One of my kids’ favorite books is the Three Little Wolves and the Big Bad Pig, which upends the classic tale of the three little pigs and the big bad wolf. There’re good lessons in it relevant to data management.
Everywhere we hear the talk of Big Data, both about handling the explosive growth of digital data, and about harnessing the data to obtain insights. Thus far, technology deployed to handle Big Data has emphasized storage density and query performance. For storage density, high capacity disk drives and compression have led to rapid declines in price-per-terabyte, a common metric for evaluating analytical databases. To increase query performance, vendors are racing to take advantage of new hardware such as flash memory, and software techniques such as MapReduce and columnar structure. Bigger and faster, in other words, is how we’re taking on Big Data.
This reminds of the three little wolves’ failed attempts to keep the Big Bad Pig at bay. They build stronger and stronger houses with more and more advanced material: from bricks, to concrete, and finally to a fortress made with iron bars, armor plates, and 37 heavy metal padlocks.
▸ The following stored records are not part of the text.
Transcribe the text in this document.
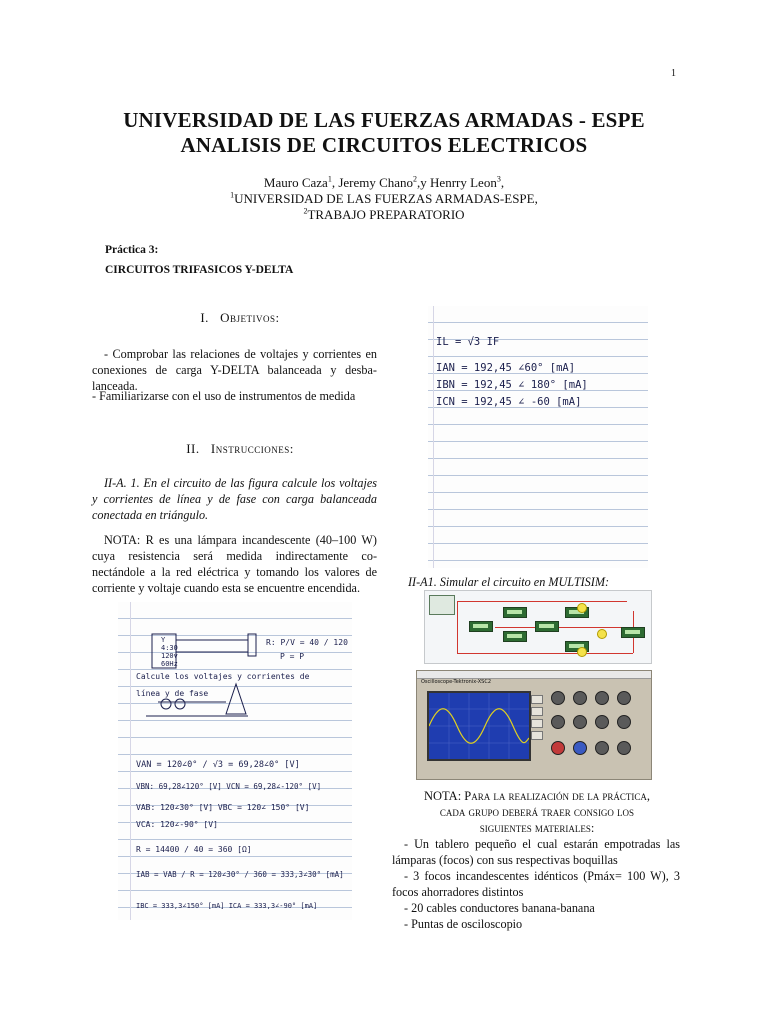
1
UNIVERSIDAD DE LAS FUERZAS ARMADAS - ESPE
ANALISIS DE CIRCUITOS ELECTRICOS
Mauro Caza$^1$, Jeremy Chano$^2$,y Henrry Leon$^3$,
$^1$UNIVERSIDAD DE LAS FUERZAS ARMADAS-ESPE,
$^2$TRABAJO PREPARATORIO
Práctica 3:
CIRCUITOS TRIFASICOS Y-DELTA
I. Objetivos:
- Comprobar las relaciones de voltajes y corrientes en conexiones de carga Y-DELTA balanceada y desba-lanceada.
- Familiarizarse con el uso de instrumentos de medida
II. Instrucciones:
II-A. 1. En el circuito de las figura calcule los voltajes y corrientes de línea y de fase con carga balanceada conectada en triángulo.
NOTA: R es una lámpara incandescente (40–100 W) cuya resistencia será medida indirectamente co-nectándole a la red eléctrica y tomando los valores de corriente y voltaje cuando esta se encuentre encendida.
Y
4:30
120v
60Hz
R: P/V = 40 / 120
P = P
Calcule los voltajes y corrientes de línea y de fase
VAN = 120∠0° / √3 = 69,28∠0° [V]
VBN: 69,28∠120° [V] VCN = 69,28∠-120° [V]
VAB: 120∠30° [V] VBC = 120∠ 150° [V]
VCA: 120∠-90° [V]
R = 14400 / 40 = 360 [Ω]
IAB = VAB / R = 120∠30° / 360 = 333,3∠30° [mA]
IBC = 333,3∠150° [mA] ICA = 333,3∠-90° [mA]
IL = √3 IF
IAN = 192,45 ∠60° [mA]
IBN = 192,45 ∠ 180° [mA]
ICN = 192,45 ∠ -60 [mA]
II-A1. Simular el circuito en MULTISIM:
Oscilloscope-Tektronix-XSC2
NOTA: Para la realización de la práctica,
cada grupo deberá traer consigo los
siguientes materiales:
- Un tablero pequeño el cual estarán empotradas las lámparas (focos) con sus respectivas boquillas
- 3 focos incandescentes idénticos (Pmáx= 100 W), 3 focos ahorradores distintos
- 20 cables conductores banana-banana
- Puntas de osciloscopio
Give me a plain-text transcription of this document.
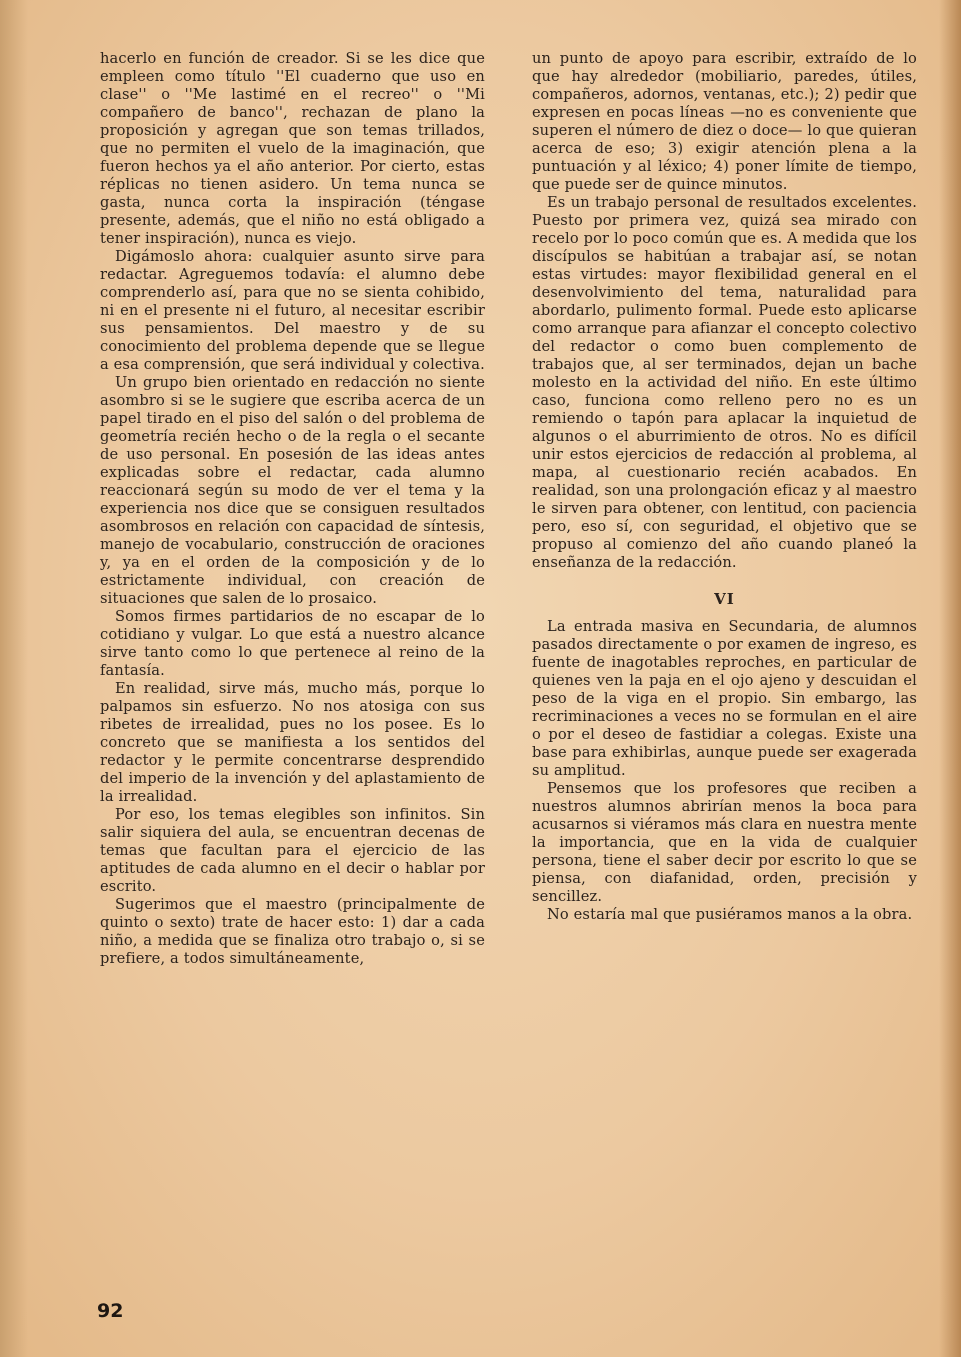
hacerlo en función de creador. Si se les dice que empleen como título ''El cuaderno que uso en clase'' o ''Me lastimé en el recreo'' o ''Mi compañero de banco'', rechazan de plano la proposición y agregan que son temas trillados, que no permiten el vuelo de la imaginación, que fueron hechos ya el año anterior. Por cierto, estas réplicas no tienen asidero. Un tema nunca se gasta, nunca corta la inspiración (téngase presente, además, que el niño no está obligado a tener inspiración), nunca es viejo.

Digámoslo ahora: cualquier asunto sirve para redactar. Agreguemos todavía: el alumno debe comprenderlo así, para que no se sienta cohibido, ni en el presente ni el futuro, al necesitar escribir sus pensamientos. Del maestro y de su conocimiento del problema depende que se llegue a esa comprensión, que será individual y colectiva.

Un grupo bien orientado en redacción no siente asombro si se le sugiere que escriba acerca de un papel tirado en el piso del salón o del problema de geometría recién hecho o de la regla o el secante de uso personal. En posesión de las ideas antes explicadas sobre el redactar, cada alumno reaccionará según su modo de ver el tema y la experiencia nos dice que se consiguen resultados asombrosos en relación con capacidad de síntesis, manejo de vocabulario, construcción de oraciones y, ya en el orden de la composición y de lo estrictamente individual, con creación de situaciones que salen de lo prosaico.

Somos firmes partidarios de no escapar de lo cotidiano y vulgar. Lo que está a nuestro alcance sirve tanto como lo que pertenece al reino de la fantasía.

En realidad, sirve más, mucho más, porque lo palpamos sin esfuerzo. No nos atosiga con sus ribetes de irrealidad, pues no los posee. Es lo concreto que se manifiesta a los sentidos del redactor y le permite concentrarse desprendido del imperio de la invención y del aplastamiento de la irrealidad.

Por eso, los temas elegibles son infinitos. Sin salir siquiera del aula, se encuentran decenas de temas que facultan para el ejercicio de las aptitudes de cada alumno en el decir o hablar por escrito.

Sugerimos que el maestro (principalmente de quinto o sexto) trate de hacer esto: 1) dar a cada niño, a medida que se finaliza otro trabajo o, si se prefiere, a todos simultáneamente,

un punto de apoyo para escribir, extraído de lo que hay alrededor (mobiliario, paredes, útiles, compañeros, adornos, ventanas, etc.); 2) pedir que expresen en pocas líneas —no es conveniente que superen el número de diez o doce— lo que quieran acerca de eso; 3) exigir atención plena a la puntuación y al léxico; 4) poner límite de tiempo, que puede ser de quince minutos.

Es un trabajo personal de resultados excelentes. Puesto por primera vez, quizá sea mirado con recelo por lo poco común que es. A medida que los discípulos se habitúan a trabajar así, se notan estas virtudes: mayor flexibilidad general en el desenvolvimiento del tema, naturalidad para abordarlo, pulimento formal. Puede esto aplicarse como arranque para afianzar el concepto colectivo del redactor o como buen complemento de trabajos que, al ser terminados, dejan un bache molesto en la actividad del niño. En este último caso, funciona como relleno pero no es un remiendo o tapón para aplacar la inquietud de algunos o el aburrimiento de otros. No es difícil unir estos ejercicios de redacción al problema, al mapa, al cuestionario recién acabados. En realidad, son una prolongación eficaz y al maestro le sirven para obtener, con lentitud, con paciencia pero, eso sí, con seguridad, el objetivo que se propuso al comienzo del año cuando planeó la enseñanza de la redacción.

VI

La entrada masiva en Secundaria, de alumnos pasados directamente o por examen de ingreso, es fuente de inagotables reproches, en particular de quienes ven la paja en el ojo ajeno y descuidan el peso de la viga en el propio. Sin embargo, las recriminaciones a veces no se formulan en el aire o por el deseo de fastidiar a colegas. Existe una base para exhibirlas, aunque puede ser exagerada su amplitud.

Pensemos que los profesores que reciben a nuestros alumnos abrirían menos la boca para acusarnos si viéramos más clara en nuestra mente la importancia, que en la vida de cualquier persona, tiene el saber decir por escrito lo que se piensa, con diafanidad, orden, precisión y sencillez.

No estaría mal que pusiéramos manos a la obra.

92
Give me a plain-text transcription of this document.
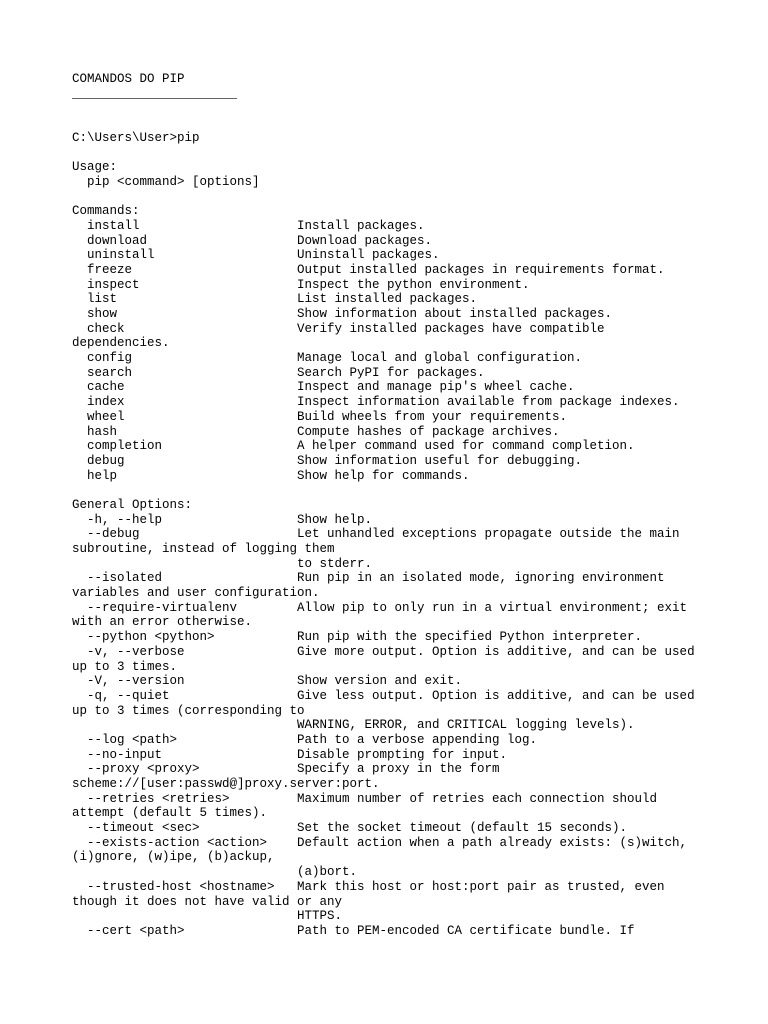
COMANDOS DO PIP
______________________
C:\Users\User>pip
Usage:
pip <command> [options]
Commands:
install	Install packages.
download	Download packages.
uninstall	Uninstall packages.
freeze	Output installed packages in requirements format.
inspect	Inspect the python environment.
list	List installed packages.
show	Show information about installed packages.
check	Verify installed packages have compatible
dependencies.
config	Manage local and global configuration.
search	Search PyPI for packages.
cache	Inspect and manage pip's wheel cache.
index	Inspect information available from package indexes.
wheel	Build wheels from your requirements.
hash	Compute hashes of package archives.
completion	A helper command used for command completion.
debug	Show information useful for debugging.
help	Show help for commands.
General Options:
-h, --help	Show help.
--debug	Let unhandled exceptions propagate outside the main
subroutine, instead of logging them
to stderr.
--isolated	Run pip in an isolated mode, ignoring environment
variables and user configuration.
--require-virtualenv	Allow pip to only run in a virtual environment; exit
with an error otherwise.
--python <python>	Run pip with the specified Python interpreter.
-v, --verbose	Give more output. Option is additive, and can be used
up to 3 times.
-V, --version	Show version and exit.
-q, --quiet	Give less output. Option is additive, and can be used
up to 3 times (corresponding to
WARNING, ERROR, and CRITICAL logging levels).
--log <path>	Path to a verbose appending log.
--no-input	Disable prompting for input.
--proxy <proxy>	Specify a proxy in the form
scheme://[user:passwd@]proxy.server:port.
--retries <retries>	Maximum number of retries each connection should
attempt (default 5 times).
--timeout <sec>	Set the socket timeout (default 15 seconds).
--exists-action <action>	Default action when a path already exists: (s)witch,
(i)gnore, (w)ipe, (b)ackup,
(a)bort.
--trusted-host <hostname>	Mark this host or host:port pair as trusted, even
though it does not have valid or any
HTTPS.
--cert <path>	Path to PEM-encoded CA certificate bundle. If
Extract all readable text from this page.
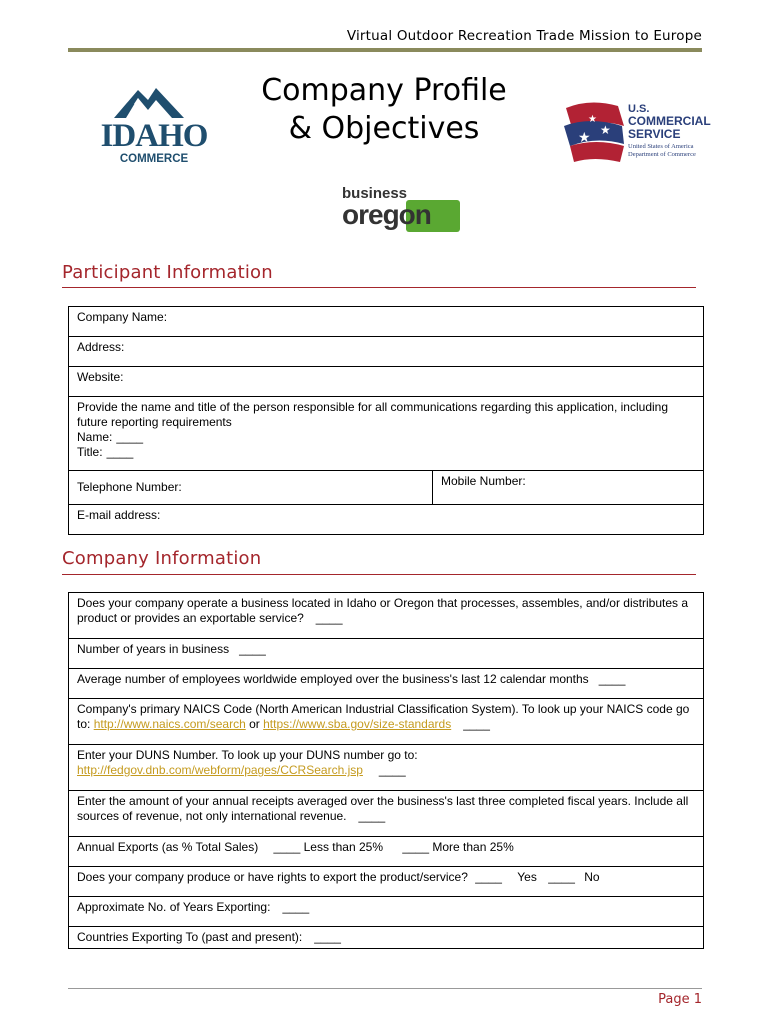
Virtual Outdoor Recreation Trade Mission to Europe
Company Profile
& Objectives
IDAHO
COMMERCE
★ ★
★
U.S.
COMMERCIAL
SERVICE
United States of America
Department of Commerce
business
oregon
Participant Information
Company Name:
Address:
Website:

Provide the name and title of the person responsible for all communications regarding this application, including future reporting requirements
Name: ____
Title: ____

Telephone Number:	Mobile Number:
E-mail address:
Company Information
Does your company operate a business located in Idaho or Oregon that processes, assembles, and/or distributes a product or provides an exportable service? ____
Number of years in business ____
Average number of employees worldwide employed over the business's last 12 calendar months ____
Company's primary NAICS Code (North American Industrial Classification System). To look up your NAICS code go to: http://www.naics.com/search or https://www.sba.gov/size-standards ____

Enter your DUNS Number. To look up your DUNS number go to:
http://fedgov.dnb.com/webform/pages/CCRSearch.jsp ____
Enter the amount of your annual receipts averaged over the business's last three completed fiscal years. Include all sources of revenue, not only international revenue. ____
Annual Exports (as % Total Sales) ____ Less than 25% ____ More than 25%
Does your company produce or have rights to export the product/service? ____ Yes ____ No
Approximate No. of Years Exporting: ____
Countries Exporting To (past and present): ____
Page 1
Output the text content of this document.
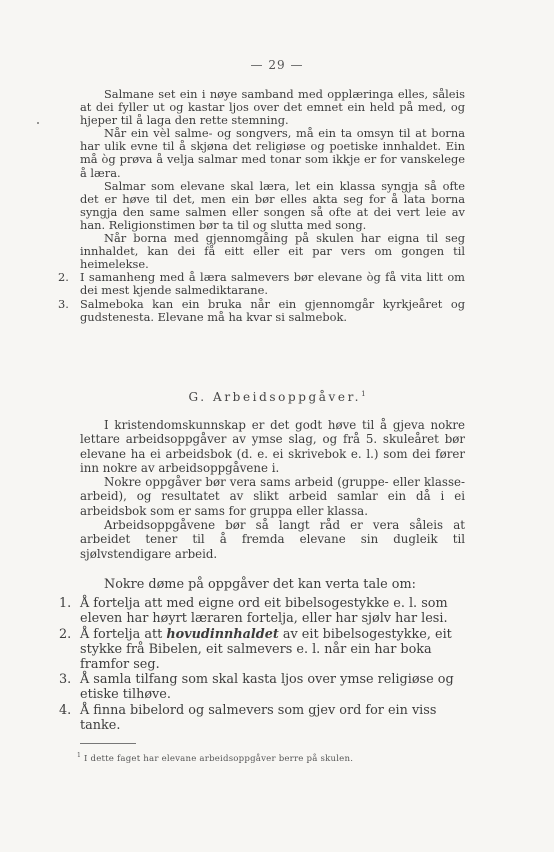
— 29 —

Salmane set ein i nøye samband med opplæringa elles, såleis at dei fyller ut og kastar ljos over det emnet ein held på med, og hjeper til å laga den rette stemning.

Når ein vèl salme- og songvers, må ein ta omsyn til at borna har ulik evne til å skjøna det religiøse og poetiske innhaldet. Ein må òg prøva å velja salmar med tonar som ikkje er for vanskelege å læra.

Salmar som elevane skal læra, let ein klassa syngja så ofte det er høve til det, men ein bør elles akta seg for å lata borna syngja den same salmen eller songen så ofte at dei vert leie av han. Religionstimen bør ta til og slutta med song.

Når borna med gjennomgåing på skulen har eigna til seg innhaldet, kan dei få eitt eller eit par vers om gongen til heimelekse.

2. I samanheng med å læra salmevers bør elevane òg få vita litt om dei mest kjende salmediktarane.

3. Salmeboka kan ein bruka når ein gjennomgår kyrkjeåret og gudstenesta. Elevane må ha kvar si salmebok.

G. Arbeidsoppgåver.$^1$

I kristendomskunnskap er det godt høve til å gjeva nokre lettare arbeidsoppgåver av ymse slag, og frå 5. skuleåret bør elevane ha ei arbeidsbok (d. e. ei skrivebok e. l.) som dei fører inn nokre av arbeidsoppgåvene i.

Nokre oppgåver bør vera sams arbeid (gruppe- eller klasse-arbeid), og resultatet av slikt arbeid samlar ein då i ei arbeidsbok som er sams for gruppa eller klassa.

Arbeidsoppgåvene bør så langt råd er vera såleis at arbeidet tener til å fremda elevane sin dugleik til sjølvstendigare arbeid.

Nokre døme på oppgåver det kan verta tale om:

1. Å fortelja att med eigne ord eit bibelsogestykke e. l. som eleven har høyrt læraren fortelja, eller har sjølv har lesi.

2. Å fortelja att hovudinnhaldet av eit bibelsogestykke, eit stykke frå Bibelen, eit salmevers e. l. når ein har boka framfor seg.

3. Å samla tilfang som skal kasta ljos over ymse religiøse og etiske tilhøve.

4. Å finna bibelord og salmevers som gjev ord for ein viss tanke.

$^1$ I dette faget har elevane arbeidsoppgåver berre på skulen.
Let’s try to get a better understanding of the nature of Big Bad Data. Curt Monash wrote about the difference between machine-generated data and human-generated data. (For the purpose of this discussion, we’ll stick with structured data.) Event logs, sensor readings, call details, stock trades, and RFID and barcode scans, for example, are machine generated. The growth is “limited by capital budget and Moore’s law”. On the other hand, human-generated data, like customer records, orders, product information, require human fingers on keyboards. As such, the growth is constrained by the dexterity of our fingers and size of technology-enabled population. Curt rightly asserts that machine-generated data is driving the Big Data era, because machines’ ability to generate data is growing a lot faster than humans’.
We keep Big Data in databases because we want to analyze it. Otherwise, why incur the storage cost? This is where the paramount importance of human generated data comes in. Take bar-code scans at a cash register. The cash register generates a records consisting of the digits in the bar code, timestamp, the ID of the cash register, quantity and amount. And there’re lots and lots of these narrow records. However, there’s little useful information one can glean from this data alone. In order to get insights from the machine generated data, we need to marry it with human generated data. What type of product does the bar code represent and who’s the manufacturer? Which aisle and shelf is the product stacked? Who is the employee at the cash register? What’s the geographical location of the store? These are all human generated. Human-generated data provides context, without which machine-generated data cannot be harnessed for insight.
Let’s turn back to the three little wolves. In the end they tame the big bad pig by softening him with a house built of fragrant flowers. To tame big bad data, we need to make sure that human-generated data are of high quality. To get human beings to enter high quality data, we need to change the hearts and minds and creating a culture of data quality. This is the top objective of data governance.
Where the allegory break down is, we cannot just build houses of flowers. We also need big and fast boxes because data explosion is real. But big and fast boxes alone are not enough. We incur the cost of storing big data because we want to do something with it. And without high quality human-generated data – which is Small Data by comparison – we wouldn’t keep Big Data for all the tea leaves in our china teapot.